There is almost no circumstance where a native English speaker would use the listed correct answer for this question. You could say that "He works at a pharmacy." The only way that the listed answer would work would be if the worker was a plumber or some other tradesman who was doing repair work at a pharmacy, but was not an employee of the pharmacy.
Is this sentence structure preferred over something like "Er arbeitet bei der Apotheke."?
Or do they mean two different things? "Er hat Arbeit bei der Apotheke." might be indicative of contract work. As in his next job is at the pharmacy. While "Er arbeitet bei der Apotheke." could mean his place of employment is within the pharmacy.
"bei" means AT or With?! I remember it was translated as "with" in some sentence.
Job wouldn't work because it would need an article in front of it. Also, the German word for job is Job so that's what I'd use.
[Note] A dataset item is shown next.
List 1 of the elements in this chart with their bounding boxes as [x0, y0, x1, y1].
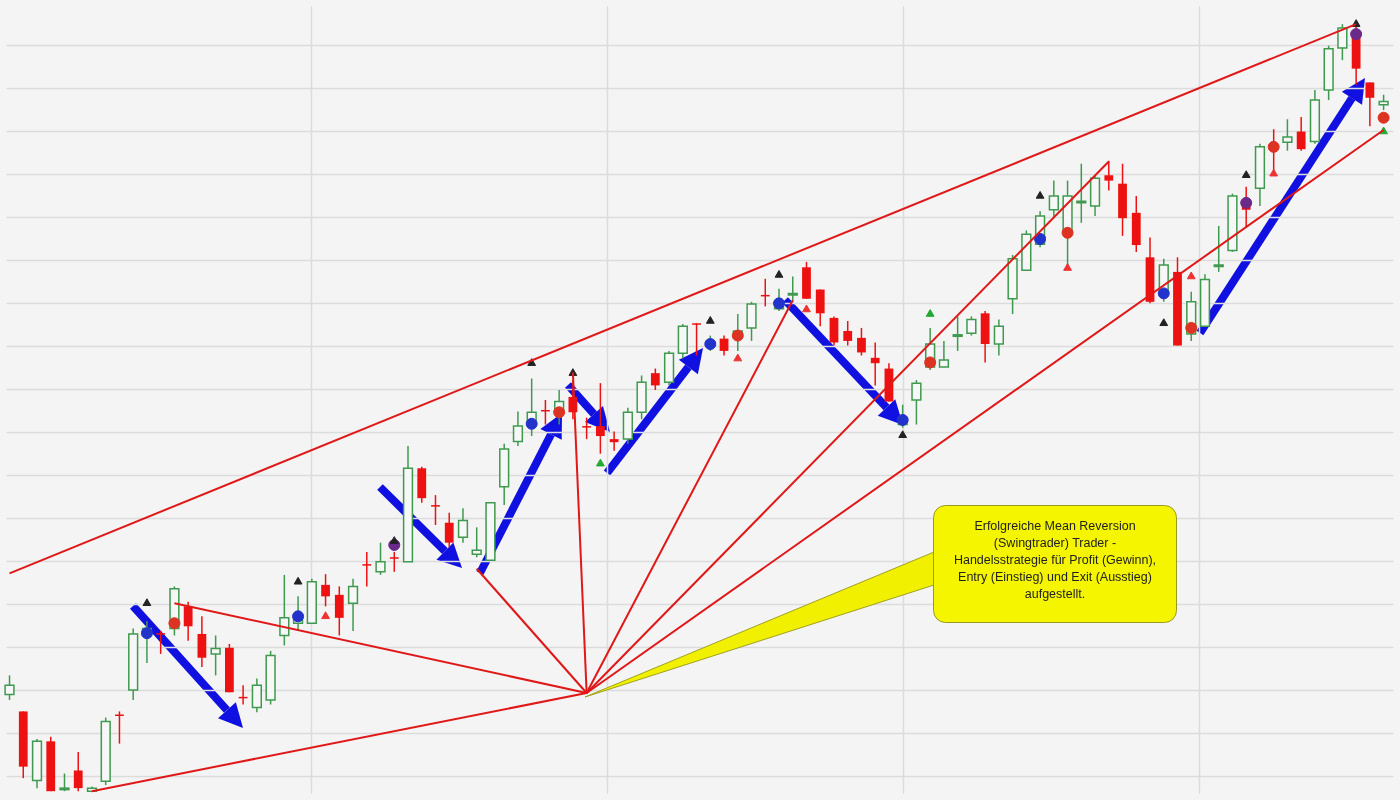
annotation: Erfolgreiche Mean Reversion (Swingtrader) Trader - Handelsstrategie für Profit (Gewinn), Entry (Einstieg) und Exit (Ausstieg) aufgestellt. [953, 519, 1157, 601]
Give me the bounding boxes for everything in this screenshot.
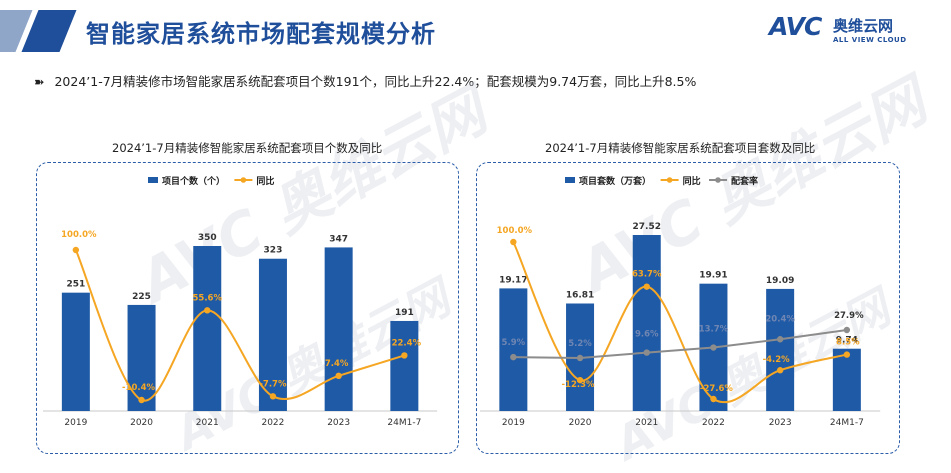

I don't think employment quite works either. Employment has a few translations that don't involve the word "Arbeit" that are more commonly used (in my experience). The one I did find is Arbeitsverhältnis which is literally "work relationship", so that's probably more appropriate than Arbeit by itself (Arbeitself?!).
The shorter a sentence and the fewer details known about any given situation, especially when translating, the more a sentence is open to ambiguity which leads to multiple interpretations based on the fact that people are generally different as we don't all think the same. All languages suffer from this to some extent.
Does this mean that the person is working at the pharmacy, or that he needs to go to the pharmacy to get something from there?
Given the two, I would almost always assume it's the former, no matter the language. In German, like English, arbeit is pretty much work, hands down. Going to the pharmacy to get something to me would be "running an errand". I honestly hadn't encountered the word errand in German before, but looking it up I found Besorgung, so "going on errands" would be "Besorgnungen machen". There is also the verb erledigen meaning "to carry out" which I think you could use instead. I haven't used either, so not too familiar with their use.
I think there's greater ambiguity between whether, "he is employed at the pharmacy" (say, as a pharmacist) or "he is a contract worker doing a job at that location dubbed 'die Apotheke'". Personally, I think it leans towards the former. It's unfortunate "Er arbeitet in/bei der Apotheke." wasn't used instead to clear up any ambiguity, but once again, take all this with a grain of salt. This is just translation without context, and unless you're doing the stories, sometimes it's hard to attach a singular meaning to some of it.